Step $4$.) In this step we will find molecular weight from vapour density . As we are given in question that vapour density is $44$.
Now, relation between molecular formula and viscosity density is :
Molecular weight $= 2 \times$ Vapour density
Thus we can say that,
Molecular formula $= 2 \times 44$
Molecular formula $= 88$
Step 5.) In this step, we will calculate molecular formula which is given by :
Molecular formula $= n \times$ (Empirical formula) -(1)

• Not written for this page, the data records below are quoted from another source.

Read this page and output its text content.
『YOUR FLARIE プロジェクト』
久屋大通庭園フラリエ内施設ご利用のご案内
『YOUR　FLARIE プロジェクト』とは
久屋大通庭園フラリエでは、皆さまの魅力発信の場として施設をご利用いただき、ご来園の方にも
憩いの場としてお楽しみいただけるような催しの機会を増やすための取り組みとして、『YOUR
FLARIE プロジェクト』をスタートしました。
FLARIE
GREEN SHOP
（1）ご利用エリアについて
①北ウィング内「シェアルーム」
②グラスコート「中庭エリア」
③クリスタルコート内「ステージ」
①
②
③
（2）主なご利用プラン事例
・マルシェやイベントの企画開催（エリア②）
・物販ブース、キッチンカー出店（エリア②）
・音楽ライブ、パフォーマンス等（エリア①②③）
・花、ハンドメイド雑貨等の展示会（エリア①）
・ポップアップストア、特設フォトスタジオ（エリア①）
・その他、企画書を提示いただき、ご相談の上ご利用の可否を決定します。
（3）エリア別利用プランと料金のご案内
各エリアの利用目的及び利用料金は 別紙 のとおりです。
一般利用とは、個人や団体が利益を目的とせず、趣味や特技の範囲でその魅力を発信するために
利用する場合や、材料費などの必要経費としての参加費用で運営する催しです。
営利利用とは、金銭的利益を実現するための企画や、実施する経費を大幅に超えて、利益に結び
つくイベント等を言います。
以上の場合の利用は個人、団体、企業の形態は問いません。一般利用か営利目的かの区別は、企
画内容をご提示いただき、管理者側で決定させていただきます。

Here, $n = \dfrac{M}{{E.F.W.}}$
Where $M$is molecular weight and $E.F.W.$ is empirical formula weight
$n = \dfrac{{88}}{{44}} \\\ n = 2 \\\$
Now, from equation $- (1)$
Molecular formula $= 2 \times ({C_2}{H_4}O)$
$= {C_4}{H_8}{O_2}$
Hence, the required molecular formula is given by ${C_4}{H_8}{O_2}$.

Note:
In such a type of question when the molecular weight is not given then we need to find it using vapour density. We can find molecular weight from vapour density. Molecular weight can be given by multiplying vapour density by $2$.